I love fall produce and I mean the stuff other than pumpkin. There are so many other wonderful gourds and squashes to celebrate. They have the same benefits of pumpkin including:
- being an excellent source of alpha and beta-carotenes
- full of antioxidants
- are anti-inflammatory
- have insulin-regulating compounds
- excellent source of vitamin C
- and many more vitamins and minerals
- you can also eat the seeds and reap the same benefits that pumpkin seeds give you!

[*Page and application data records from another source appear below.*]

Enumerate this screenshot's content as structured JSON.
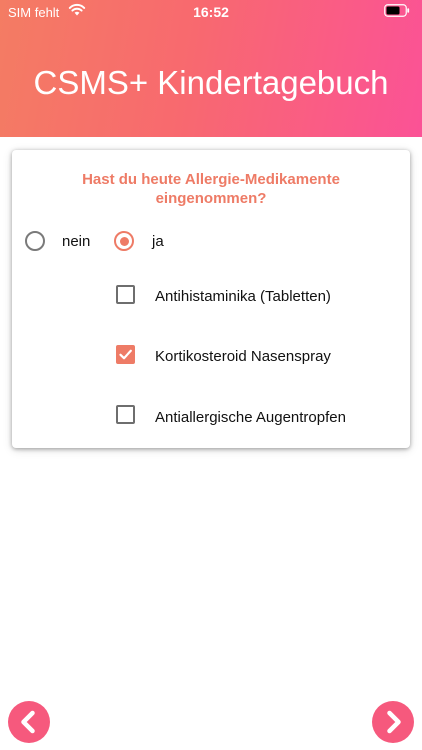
{
  "status_bar": {
    "carrier": "SIM fehlt",
    "time": "16:52",
    "wifi_icon": "wifi-icon",
    "battery_icon": "battery-icon"
  },
  "header": {
    "title": "CSMS+ Kindertagebuch"
  },
  "question": {
    "text": "Hast du heute Allergie-Medikamente eingenommen?",
    "options": [
      {
        "label": "nein",
        "selected": false
      },
      {
        "label": "ja",
        "selected": true
      }
    ],
    "medications": [
      {
        "label": "Antihistaminika (Tabletten)",
        "checked": false
      },
      {
        "label": "Kortikosteroid Nasenspray",
        "checked": true
      },
      {
        "label": "Antiallergische Augentropfen",
        "checked": false
      }
    ]
  },
  "navigation": {
    "back_icon": "chevron-left-icon",
    "next_icon": "chevron-right-icon"
  },
  "colors": {
    "gradient_start": "#f47c63",
    "gradient_end": "#fb5296",
    "accent": "#ee7b66",
    "nav_button": "#f6597d"
  }
}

But the variety is more fun and all the flavors vary just enough to keep it interesting. For this recipe I chose the kabocha squash. Kabocha is a relatively mild tasting squash that I don’t really prefer roasted on its own. However, I do like including it in other dishes because it pairs well with other flavors. It adds subtle flavor and a lot of nutrition without overpowering all the flavors like butternut squash can for example.
The idea for this recipe came to me at 11 at night when I was laying in bed wishing for sleep. A little background first though. This summer I started experimenting using fresh mint. I came up with a couple good recipes, but now that fall is here I wasn’t quite sure what to do with it. I had this pot full of mint that needed to used and had been completely uninspired for weeks.
So here I am laying down and out of the blue I remembered mediterranean recipes use a lot of mint! That got the ball rolling: “I have all these different squashes, they are perfect for stuffing. Kabocha would be great stuffed. Oh what about lamb?!” From there out came this amazing sounding dish I hoped tasted as good as I thought it would in my head.
Needless to say, I was finally able to get some rest and made this recipe the very next night. It came out BETTER than I hoped. My almost 2 year old loved it as much as I did. She ate everything, including the kale. I’m so excited to share this simple recipe with you.
See, she loved it. 🙂
Mediterranean Stuffed Kabocha Squash
- 1 kabocha squash
- 3/4 lb ground lamb
- 2 cups chopped kale
- 1/2 red onion, chopped
- 4 cloves fresh garlic
- 1/3 cup fresh mint, roughly chopped
- 1/2 cup fresh basil, rough chopped
- 1/3 cup pine nuts
- 1/2 cup sliced sun dried tomatoes
- 1/2 tsp cumin
- 1/2 tsp ground mustard
- salt to taste
- 1/3 cup crumbled goat cheese or feta optional
- extra virgin olive oil (EVOO)
- Preheat your oven to 375
- Cut your kabocha squash in half top to bottom. Scoop out seeds and strings until it's clean inside.
- Lightly mist inside of squash with EVOO and salt. Roast for 20 minutes.
- While squash is roasting, chop everything to get it ready.
- Once all the vegetables are chopped, in a large pan saute onion for 5 minutes in 1 tbsp EVOO. Add in lamb and cook completely.
- In a small pan, toast your pine nuts.
- Once lamb is completely cooked, add in garlic, cumin and mustard. Cook for 2 minutes.
- Turn off heat and fold in kale, pine nuts, basil and mint.
- Take squash out of oven and stuff with meat and veggie mixture.
- Place back in the oven and cook for 20 more minutes.
- If you are adding cheese, sprinkle on top and cook for 5 more minutes.